R：使用 optim 的指数混合的最大似然估计

Question

I'm trying to get the parameters w, lambda_1, lambda_2 and p from a mixture bi-exponential model, using a loglikelihood function and the optim function in R. The model is the following

Here is the code

biexpLL <- function(theta, y) {
  # define parameters
  w <- theta[1]
  lambda_1 <- theta[2]
  a <- theta[3]
  lambda_2 <- theta[4]
  # likelihood function with dexp
  l <- w * dexp((y - a), rate = 1/lambda_1) + (1 - w) * dexp((y - a), rate = 1/lambda_2)
  
  - sum(log(l))
}
# Generate some fake data
w <- 0.7
n <- 500
lambda_1 <- 2
lambda_2 <- 0.2
set.seed(45)
biexp_data <- (w * rexp(n, 1/lambda_1) + (1 - w) * rexp(n, 1/lambda_2)) 
# Optimization
optim(par = c(0.5,0.1,0.001,0.2),
      fn=biexpLL,
      y=biexp_data)
#$par
#[1] -94789220.4     16582.9   -333331.7 134744336.2

The parameters are very different from the used in the fake data? What I'm doing wrong?

Answer 1

The original code is prone to warnings and errors since the parameters may go to invalid values easily. For example, we need w in [0, 1] and lambda > 0 . Also, if a is larger than a data point, then the density becomes zero, hence infinite log likelihood.

The code below uses some tricks to handle these cases.

• w is converted to the range [0, 1] by the logistic function
• lambda are converted to positive values by the exponential function.
• Added tiny value to the likelihood to deal with cases of zero likelihood.

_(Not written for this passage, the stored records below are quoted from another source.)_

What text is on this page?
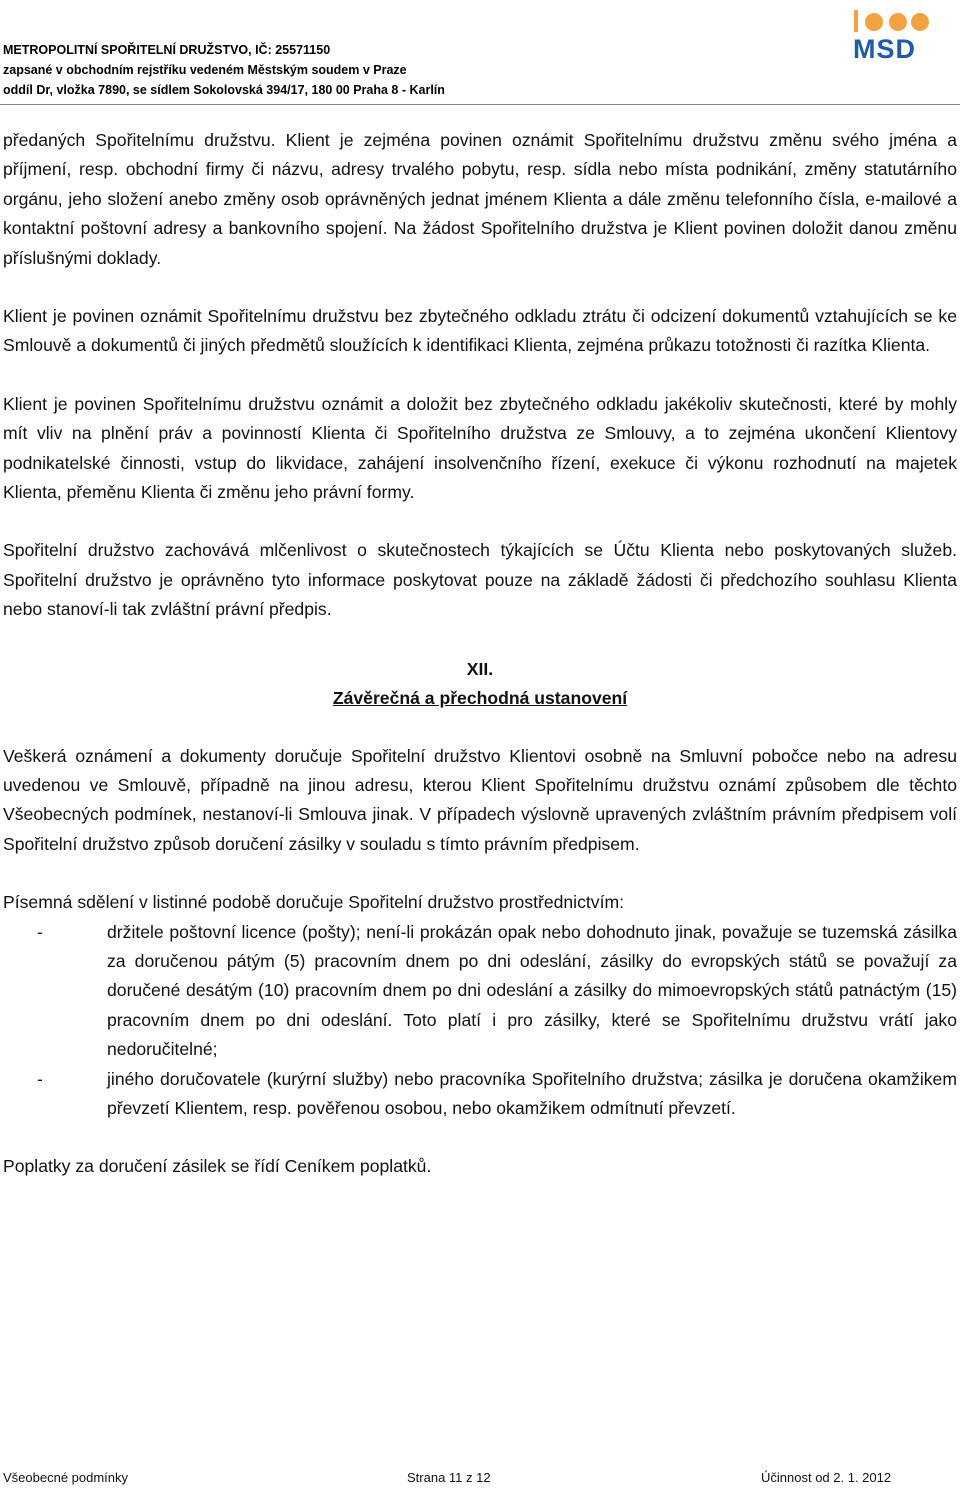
METROPOLITNÍ SPOŘITELNÍ DRUŽSTVO, IČ: 25571150
zapsané v obchodním rejstříku vedeném Městským soudem v Praze
oddíl Dr, vložka 7890, se sídlem Sokolovská 394/17, 180 00 Praha 8 - Karlín
MSD

předaných Spořitelnímu družstvu. Klient je zejména povinen oznámit Spořitelnímu družstvu změnu svého jména a příjmení, resp. obchodní firmy či názvu, adresy trvalého pobytu, resp. sídla nebo místa podnikání, změny statutárního orgánu, jeho složení anebo změny osob oprávněných jednat jménem Klienta a dále změnu telefonního čísla, e-mailové a kontaktní poštovní adresy a bankovního spojení. Na žádost Spořitelního družstva je Klient povinen doložit danou změnu příslušnými doklady.

Klient je povinen oznámit Spořitelnímu družstvu bez zbytečného odkladu ztrátu či odcizení dokumentů vztahujících se ke Smlouvě a dokumentů či jiných předmětů sloužících k identifikaci Klienta, zejména průkazu totožnosti či razítka Klienta.

Klient je povinen Spořitelnímu družstvu oznámit a doložit bez zbytečného odkladu jakékoliv skutečnosti, které by mohly mít vliv na plnění práv a povinností Klienta či Spořitelního družstva ze Smlouvy, a to zejména ukončení Klientovy podnikatelské činnosti, vstup do likvidace, zahájení insolvenčního řízení, exekuce či výkonu rozhodnutí na majetek Klienta, přeměnu Klienta či změnu jeho právní formy.

Spořitelní družstvo zachovává mlčenlivost o skutečnostech týkajících se Účtu Klienta nebo poskytovaných služeb. Spořitelní družstvo je oprávněno tyto informace poskytovat pouze na základě žádosti či předchozího souhlasu Klienta nebo stanoví-li tak zvláštní právní předpis.

XII.
Závěrečná a přechodná ustanovení

Veškerá oznámení a dokumenty doručuje Spořitelní družstvo Klientovi osobně na Smluvní pobočce nebo na adresu uvedenou ve Smlouvě, případně na jinou adresu, kterou Klient Spořitelnímu družstvu oznámí způsobem dle těchto Všeobecných podmínek, nestanoví-li Smlouva jinak. V případech výslovně upravených zvláštním právním předpisem volí Spořitelní družstvo způsob doručení zásilky v souladu s tímto právním předpisem.

Písemná sdělení v listinné podobě doručuje Spořitelní družstvo prostřednictvím:

-	držitele poštovní licence (pošty); není-li prokázán opak nebo dohodnuto jinak, považuje se tuzemská zásilka za doručenou pátým (5) pracovním dnem po dni odeslání, zásilky do evropských států se považují za doručené desátým (10) pracovním dnem po dni odeslání a zásilky do mimoevropských států patnáctým (15) pracovním dnem po dni odeslání. Toto platí i pro zásilky, které se Spořitelnímu družstvu vrátí jako nedoručitelné;
-	jiného doručovatele (kurýrní služby) nebo pracovníka Spořitelního družstva; zásilka je doručena okamžikem převzetí Klientem, resp. pověřenou osobou, nebo okamžikem odmítnutí převzetí.

Poplatky za doručení zásilek se řídí Ceníkem poplatků.

Všeobecné podmínky	Strana 11 z 12	Účinnost od 2. 1. 2012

Also, the data generation process has been changed so that samples are generated from one of the exponential distributions with the given probability w .

Finally, increased the sample size since the result was not stable with n=500 .

biexpLL <- function(theta, y) {
  # define parameters
  w <- 1/(1+exp(-theta[1]))
  lambda_1 <- exp(theta[2])
  a <- theta[3]
  lambda_2 <- exp(theta[4])
  # likelihood function with dexp
  l <- w * dexp((y - a), rate = 1/lambda_1) + (1 - w) * dexp((y - a), rate = 1/lambda_2)
  - sum(log(l + 1e-9))
}
# Generate some fake data
w <- 0.7
n <- 5000
lambda_1 <- 2
lambda_2 <- 0.2
set.seed(45)
n1 <- round(n*w)
n2 <- n - n1
biexp_data <- c(rexp(n1, rate=1/lambda_1),
                rexp(n2, rate=1/lambda_2)) 
# Optimization
o <- optim(par=c(0.5,0.1,0.001,0.2),
           fn=biexpLL,
           y=biexp_data)

1/(1+exp(-o$par[1]))
exp(o$par[2])
o$par[3]
exp(o$par[4])

On my environment I obtained the below.
The result seems reasonably close to the simulation parameters (note that two lambda values are swapped).

> 1/(1+exp(-o$par[1]))
[1] 0.3458264
> exp(o$par[2])
[1] 0.1877655
> o$par[3]
[1] 3.738172e-05
> exp(o$par[4])
[1] 2.231844

Notice that for mixture models of this kind, people often use the EM algorithm for optimizing the likelihood instead of the direct optimization as this. You may want to have a look at it as well.

Answer 2

I have been able to get the parameters with the R package DEoptim:

library(DEoptim)

biexpLL <- function(theta, y) 
{
  w <- theta[1]
  lambda_1 <- theta[2]
  lambda_2 <- theta[3]
  l <- w * dexp(y, rate = 1 / lambda_1) + (1 - w) * dexp(y, rate = 1 / lambda_2)
  log_Lik <- -sum(log(l))
  
  if(is.infinite(log_Lik))
  {
    return(10 ^ 30)
    
  }else
  {
    return(log_Lik)
  }
}

w <- 0.7
n <- 500
lambda_1 <- 2
lambda_2 <- 0.2
set.seed(45)
indicator <- rbinom(n = 500, size = 1, prob = w)
biexp_data <- (indicator * rexp(n, 1 / lambda_1) + (1 - indicator) * rexp(n,  1 / lambda_2)) 

obj_DEoptim <- DEoptim(fn = biexpLL, lower = c(0, 0, 0), upper = c(1, 1000, 1000), control = list(itermax = 1000, parallelType = 1), y = biexp_data)
obj_DEoptim$optim$bestmem

 par1      par2      par3 
0.7079678 2.2906098 0.2026040